Data sgp is an analysis tool for longitudinal student assessment data that creates statistical growth plots (SGP) which provide visual evidence of student progress relative to academic peers. Using SGP data can help educators pinpoint issues of student achievement and make effective instructional decisions to meet students’ needs. While many people may perceive data sgp as an expensive and time consuming way to analyze student growth, it’s important to remember that this is not necessarily true. SGP analyses are incredibly powerful and efficient when they’re performed correctly.
When performing SGP analyses, it’s essential to properly prepare the data for use. This involves clearing away unnecessary information from databases and making them more readable – often a lengthy process that requires the assistance of trained data analysts. Once the data is prepared, the actual SGP calculations are relatively quick and straightforward. In fact, most errors that occur during the SGP analyses revert back to problems with data preparation.
sgpData_LONG is an anonymized, long format data set with 8 windows (3 windows annually) of assessment data for 3 content areas. This data set contains a number of variables which can be used in SGP analyses such as VALID_CASE, CONTENT_AREA, YEAR, ID, SCALE_SCORE, GRADE and ACHIEVEMENT_LEVEL. All of these variables are required if running SGP analyses, however, a student’s first name and last name are only required if the sgpTData_LONG function is used to create individual student level growth/achievement plots.
It is also important to note that the SGP distribution across the state is not a bell-shape curve. Instead, there is a relatively large number of students in each percentile, with the bottom half of the distribution typically consisting of students who have not made adequate gains. This is expected given the fact that SGPs are based on a combination of prior year test scores, including the Badger exam, and a student’s current grade level test score.
In addition to this, there is a clear relationship between achievement and growth, with lower achievement students tending to have higher growth, while higher achievement students tend to have lower growth. This is a key finding in the SGP research literature and is an important point to keep in mind when interpreting growth data.
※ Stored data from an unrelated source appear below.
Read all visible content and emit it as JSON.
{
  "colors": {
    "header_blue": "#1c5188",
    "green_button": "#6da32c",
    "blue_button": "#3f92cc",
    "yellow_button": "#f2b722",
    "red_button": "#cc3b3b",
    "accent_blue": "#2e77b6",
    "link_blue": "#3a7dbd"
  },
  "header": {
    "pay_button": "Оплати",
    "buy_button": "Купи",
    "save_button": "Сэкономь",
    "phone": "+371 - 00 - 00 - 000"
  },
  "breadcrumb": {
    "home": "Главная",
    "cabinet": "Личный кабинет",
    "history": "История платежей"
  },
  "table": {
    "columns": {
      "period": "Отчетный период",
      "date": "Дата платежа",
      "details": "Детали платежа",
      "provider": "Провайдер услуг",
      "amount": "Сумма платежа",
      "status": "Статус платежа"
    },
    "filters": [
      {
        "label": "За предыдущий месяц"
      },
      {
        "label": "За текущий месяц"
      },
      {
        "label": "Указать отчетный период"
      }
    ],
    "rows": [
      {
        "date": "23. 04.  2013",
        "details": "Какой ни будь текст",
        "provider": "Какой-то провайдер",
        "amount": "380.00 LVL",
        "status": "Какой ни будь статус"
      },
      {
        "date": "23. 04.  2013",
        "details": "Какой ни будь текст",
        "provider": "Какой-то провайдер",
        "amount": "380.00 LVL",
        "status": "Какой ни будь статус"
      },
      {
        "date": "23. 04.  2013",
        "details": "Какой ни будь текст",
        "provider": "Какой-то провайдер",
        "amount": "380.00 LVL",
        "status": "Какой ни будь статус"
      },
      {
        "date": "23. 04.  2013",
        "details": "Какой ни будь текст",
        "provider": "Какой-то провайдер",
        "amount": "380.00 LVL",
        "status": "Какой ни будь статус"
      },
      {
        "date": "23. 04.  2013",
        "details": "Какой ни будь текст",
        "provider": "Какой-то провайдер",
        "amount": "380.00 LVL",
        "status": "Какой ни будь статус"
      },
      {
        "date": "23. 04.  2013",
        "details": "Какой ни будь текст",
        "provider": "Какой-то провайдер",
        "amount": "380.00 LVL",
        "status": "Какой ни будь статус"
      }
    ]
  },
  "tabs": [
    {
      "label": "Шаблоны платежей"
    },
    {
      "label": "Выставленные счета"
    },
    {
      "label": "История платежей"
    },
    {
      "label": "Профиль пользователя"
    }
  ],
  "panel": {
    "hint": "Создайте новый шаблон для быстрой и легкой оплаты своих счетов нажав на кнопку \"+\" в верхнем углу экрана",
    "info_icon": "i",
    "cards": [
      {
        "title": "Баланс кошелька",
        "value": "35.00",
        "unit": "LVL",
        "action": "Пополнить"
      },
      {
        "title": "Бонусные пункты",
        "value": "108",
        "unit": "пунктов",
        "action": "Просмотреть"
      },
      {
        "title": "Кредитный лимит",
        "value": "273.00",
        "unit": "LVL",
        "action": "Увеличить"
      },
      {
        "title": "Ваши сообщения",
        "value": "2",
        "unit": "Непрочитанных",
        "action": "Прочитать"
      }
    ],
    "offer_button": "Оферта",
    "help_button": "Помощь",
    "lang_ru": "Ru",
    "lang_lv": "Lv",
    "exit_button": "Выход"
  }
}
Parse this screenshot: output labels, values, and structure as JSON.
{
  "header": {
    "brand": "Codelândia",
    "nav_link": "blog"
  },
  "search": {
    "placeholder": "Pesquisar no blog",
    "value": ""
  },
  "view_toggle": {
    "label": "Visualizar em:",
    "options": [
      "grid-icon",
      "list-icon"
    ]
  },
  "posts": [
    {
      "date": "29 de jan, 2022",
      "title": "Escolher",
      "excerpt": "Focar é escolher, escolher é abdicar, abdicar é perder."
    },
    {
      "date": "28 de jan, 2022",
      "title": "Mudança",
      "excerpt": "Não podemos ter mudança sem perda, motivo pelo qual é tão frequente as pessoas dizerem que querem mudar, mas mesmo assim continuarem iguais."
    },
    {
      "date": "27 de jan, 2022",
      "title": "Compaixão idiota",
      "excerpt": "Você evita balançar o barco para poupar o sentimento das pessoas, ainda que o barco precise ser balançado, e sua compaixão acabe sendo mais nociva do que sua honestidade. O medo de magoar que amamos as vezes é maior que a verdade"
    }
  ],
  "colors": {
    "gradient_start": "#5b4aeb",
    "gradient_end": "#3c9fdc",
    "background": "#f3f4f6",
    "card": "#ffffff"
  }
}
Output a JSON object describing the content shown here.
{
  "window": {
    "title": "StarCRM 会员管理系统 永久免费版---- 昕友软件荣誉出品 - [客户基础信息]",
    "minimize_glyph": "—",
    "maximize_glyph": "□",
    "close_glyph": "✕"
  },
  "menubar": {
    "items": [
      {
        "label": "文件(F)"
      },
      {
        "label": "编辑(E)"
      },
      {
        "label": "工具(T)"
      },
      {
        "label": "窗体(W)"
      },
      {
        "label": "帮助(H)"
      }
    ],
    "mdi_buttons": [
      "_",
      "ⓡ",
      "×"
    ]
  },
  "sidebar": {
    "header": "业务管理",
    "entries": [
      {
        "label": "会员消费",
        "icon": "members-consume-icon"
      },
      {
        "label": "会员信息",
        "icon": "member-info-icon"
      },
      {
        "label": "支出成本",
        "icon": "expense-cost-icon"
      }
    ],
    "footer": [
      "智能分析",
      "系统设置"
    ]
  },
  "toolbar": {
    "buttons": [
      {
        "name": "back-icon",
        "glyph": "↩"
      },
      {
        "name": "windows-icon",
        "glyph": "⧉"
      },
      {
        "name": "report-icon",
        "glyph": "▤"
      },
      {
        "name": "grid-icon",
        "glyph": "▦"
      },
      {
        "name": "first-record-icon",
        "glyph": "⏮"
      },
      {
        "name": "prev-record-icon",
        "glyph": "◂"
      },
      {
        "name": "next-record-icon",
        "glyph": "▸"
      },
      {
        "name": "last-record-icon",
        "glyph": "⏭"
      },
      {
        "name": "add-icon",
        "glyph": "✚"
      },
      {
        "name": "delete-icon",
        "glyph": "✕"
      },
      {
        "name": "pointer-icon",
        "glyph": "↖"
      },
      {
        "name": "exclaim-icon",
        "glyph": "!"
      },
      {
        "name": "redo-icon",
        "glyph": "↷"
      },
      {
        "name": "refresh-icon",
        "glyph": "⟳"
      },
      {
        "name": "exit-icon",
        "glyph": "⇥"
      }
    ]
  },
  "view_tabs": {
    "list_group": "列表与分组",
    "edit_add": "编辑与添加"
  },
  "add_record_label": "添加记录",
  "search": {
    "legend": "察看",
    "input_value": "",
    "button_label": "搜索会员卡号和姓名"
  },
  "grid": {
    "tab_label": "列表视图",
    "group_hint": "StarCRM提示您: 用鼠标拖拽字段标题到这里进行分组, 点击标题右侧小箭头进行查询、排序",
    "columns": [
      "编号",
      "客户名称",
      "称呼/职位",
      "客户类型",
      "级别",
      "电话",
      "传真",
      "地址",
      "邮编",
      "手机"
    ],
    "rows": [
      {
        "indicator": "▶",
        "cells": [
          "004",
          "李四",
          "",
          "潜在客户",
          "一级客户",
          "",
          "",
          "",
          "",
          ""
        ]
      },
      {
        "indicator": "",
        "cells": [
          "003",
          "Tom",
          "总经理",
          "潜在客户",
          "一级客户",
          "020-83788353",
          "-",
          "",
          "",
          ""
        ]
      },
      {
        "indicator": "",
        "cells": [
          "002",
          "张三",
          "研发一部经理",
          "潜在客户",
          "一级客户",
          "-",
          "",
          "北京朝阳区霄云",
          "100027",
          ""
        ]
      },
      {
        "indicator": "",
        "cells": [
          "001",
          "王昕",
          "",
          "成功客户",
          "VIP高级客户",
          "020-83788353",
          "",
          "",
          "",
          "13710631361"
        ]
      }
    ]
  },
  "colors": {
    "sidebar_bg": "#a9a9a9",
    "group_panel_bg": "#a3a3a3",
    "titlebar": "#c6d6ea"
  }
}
Lastly, it’s important to recognize that SGPs are not meant as a substitute for teacher evaluation. They are a powerful tool that provides educators with a much more complete picture of student learning, but should only be used as one component of an evaluation system. This is especially true if a district decides to apply the SGP framework to educator evaluators, as it will require substantial training and support for teachers in order to be meaningful.